Daren from Sydney, Australia

I love how you described Rodgers' courage being his vision of the field while displaying total disregard for the chaos and danger swirling around him. I think you just perfectly described why so few humans are suited to the role of NFL quarterback and why the Packers will contend every year Rodgers is healthy.

Lombardi said football is first and foremost a running game. I've always believed football is first and foremost a game of courage. You can't play this game if you're scared. It's not for everyone. It's played best by men who have total disregard for bodily harm.
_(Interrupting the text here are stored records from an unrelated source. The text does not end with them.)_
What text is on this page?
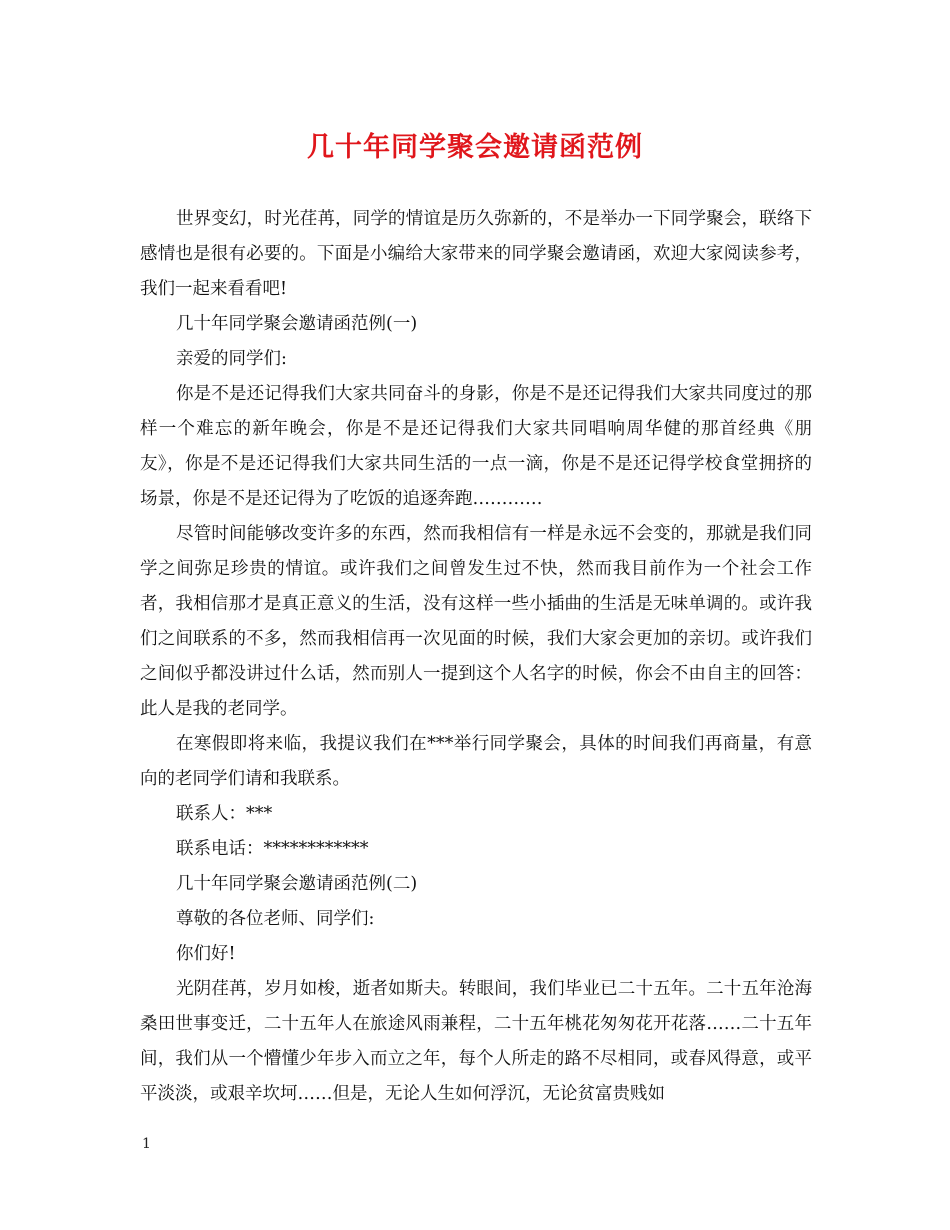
几十年同学聚会邀请函范例

世界变幻，时光荏苒，同学的情谊是历久弥新的，不是举办一下同学聚会，联络下感情也是很有必要的。下面是小编给大家带来的同学聚会邀请函，欢迎大家阅读参考，我们一起来看看吧!

几十年同学聚会邀请函范例(一)

亲爱的同学们:

你是不是还记得我们大家共同奋斗的身影，你是不是还记得我们大家共同度过的那样一个难忘的新年晚会，你是不是还记得我们大家共同唱响周华健的那首经典《朋友》，你是不是还记得我们大家共同生活的一点一滴，你是不是还记得学校食堂拥挤的场景，你是不是还记得为了吃饭的追逐奔跑…………

尽管时间能够改变许多的东西，然而我相信有一样是永远不会变的，那就是我们同学之间弥足珍贵的情谊。或许我们之间曾发生过不快，然而我目前作为一个社会工作者，我相信那才是真正意义的生活，没有这样一些小插曲的生活是无味单调的。或许我们之间联系的不多，然而我相信再一次见面的时候，我们大家会更加的亲切。或许我们之间似乎都没讲过什么话，然而别人一提到这个人名字的时候，你会不由自主的回答：此人是我的老同学。

在寒假即将来临，我提议我们在***举行同学聚会，具体的时间我们再商量，有意向的老同学们请和我联系。

联系人：***

联系电话：************

几十年同学聚会邀请函范例(二)

尊敬的各位老师、同学们:

你们好!

光阴荏苒，岁月如梭，逝者如斯夫。转眼间，我们毕业已二十五年。二十五年沧海桑田世事变迁，二十五年人在旅途风雨兼程，二十五年桃花匆匆花开花落……二十五年间，我们从一个懵懂少年步入而立之年，每个人所走的路不尽相同，或春风得意，或平平淡淡，或艰辛坎坷……但是，无论人生如何浮沉，无论贫富贵贱如

1
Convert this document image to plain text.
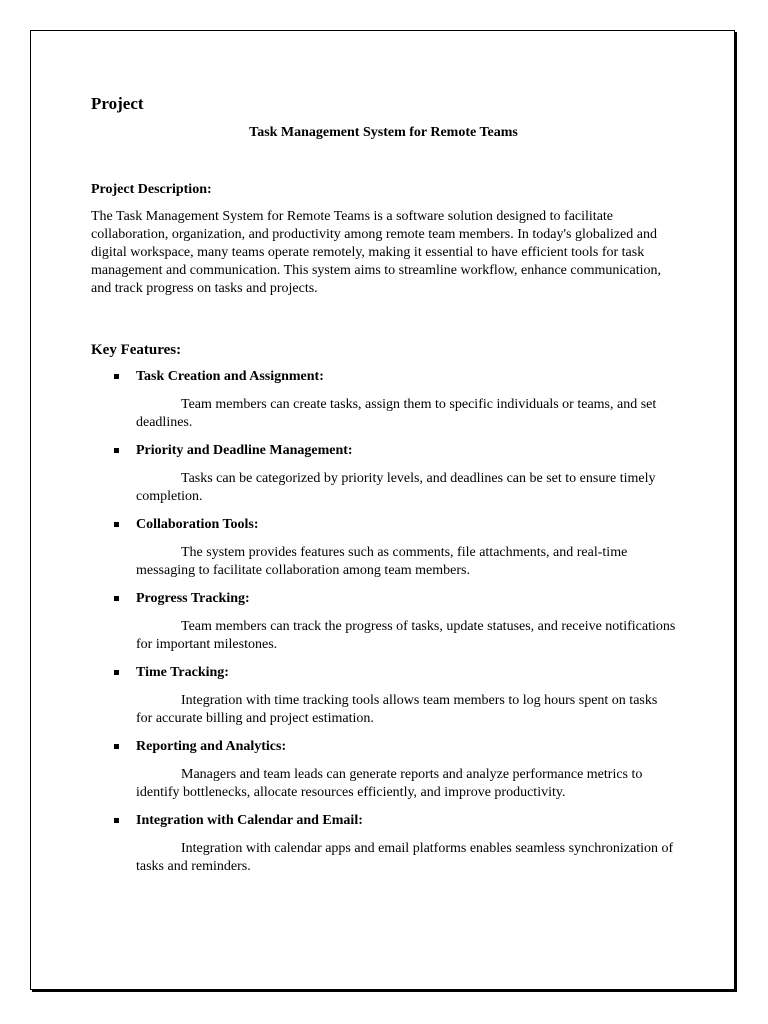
Project
Task Management System for Remote Teams
Project Description:

The Task Management System for Remote Teams is a software solution designed to facilitate collaboration, organization, and productivity among remote team members. In today's globalized and digital workspace, many teams operate remotely, making it essential to have efficient tools for task management and communication. This system aims to streamline workflow, enhance communication, and track progress on tasks and projects.

Key Features:
Task Creation and Assignment:
Team members can create tasks, assign them to specific individuals or teams, and set deadlines.
Priority and Deadline Management:
Tasks can be categorized by priority levels, and deadlines can be set to ensure timely completion.
Collaboration Tools:
The system provides features such as comments, file attachments, and real-time messaging to facilitate collaboration among team members.
Progress Tracking:
Team members can track the progress of tasks, update statuses, and receive notifications for important milestones.
Time Tracking:
Integration with time tracking tools allows team members to log hours spent on tasks for accurate billing and project estimation.
Reporting and Analytics:
Managers and team leads can generate reports and analyze performance metrics to identify bottlenecks, allocate resources efficiently, and improve productivity.
Integration with Calendar and Email:
Integration with calendar apps and email platforms enables seamless synchronization of tasks and reminders.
I also think the greatest example of courage on the football field is the quarterback's ability to focus his attention downfield and completely ignore the sounds of big, strong, mean men straining to reach him. As Joe Namath said, "We're the trophy." Stand in the living room and look out the window as your wife runs at you from behind and yells bad things at you. See if you flinch. Now imagine Jason Pierre-Paul, Clay Matthews, Jared Allen, etc., grunting and groaning as they close on you. Imagine calling an audible as Dick Butkus yells out what he's going to do to you. Take that back in the pocket with you, along with what you saw of Butkus on tape all week long. We take the courage these players possess for granted. We focus too much on the plays, and not enough on the courage required to execute the plays.